No município de Nova Friburgo, as calhas fluviais de rios como o Bengala, além
de seu principal afluente, o córrego d’Antas, foram radicalmente alteradas em
função do grande volume de materiais oriundos das encostas que incidiram
diretamente sobre o seu leito.
A percepção da natureza deste problema pela geomorfologia tem resultado nas
últimas décadas em um volume substancial de literatura sobre a temática dos
processos erosivos nas encostas e da conectividade no sistema encosta-rio e rio-
planície (Guerra, 1998; Brierley et al, 2006). Dentre as diversas abordagens que
envolvem o conceito de conectividade entre compartimentos geomorfológicos, a
análise do grau de confinamento dos vales é utilizada na pesquisa geomorfológica
para fins de caracterização da possibilidade dos sedimentos produzidos nas
vertentes alcançarem o canal coletor e serem incorporados no sistema (Chorley &
Kennedy, 1971; Christofoletti, 1979; Fryirs et al, 2007).
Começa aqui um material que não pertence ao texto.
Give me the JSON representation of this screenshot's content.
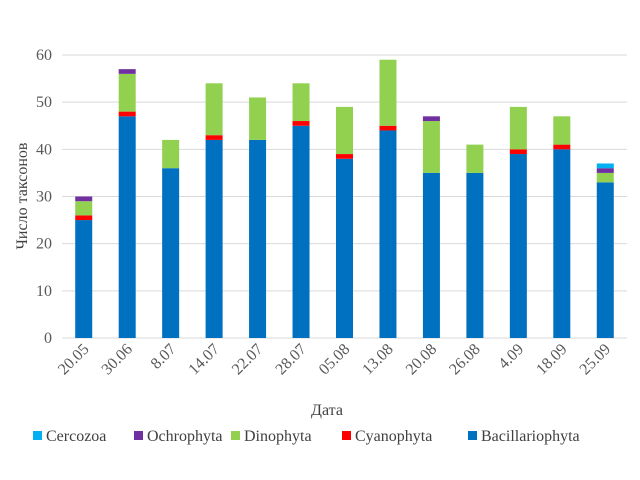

O presente trabalho tem como objetivo identificar os movimentos de massa
ocorridos durante as chuvas de janeiro de 2011, avaliar a sua distribuição
geográfica na sub-bacia do córrego Dantas, sua conectividade com o sistema de
drenagem e correlações com fatores fisiográficos como a pluviosidade, uso do
solo e tipos de solo.
MATERIAL E MÉTODOS
A primeira etapa do trabalho consistiu na pesquisa e aquisição dos seguintes
materiais cartográficos para a sub-bacia do córrego Dantas:
⇒ Mapa de uso do solo em escala 1:100.000 com base no levantamento do
projeto Zoneamento Ecológico Econômico do Rio de Janeiro (INEA 2011).
⇒ Mapa de solos em escala 1:250.000 com base no levantamento do Projeto
Rio de Janeiro do CPRM (Carvalho Filho, 2001),
⇒ Mapa de precipitação em 24h na sub-bacia do córrego Dantas através da
interpolação dos dados do dia 11 de Janeiro de 2011 das estações de
monitoramento da ANA (Agência Nacional de Águas)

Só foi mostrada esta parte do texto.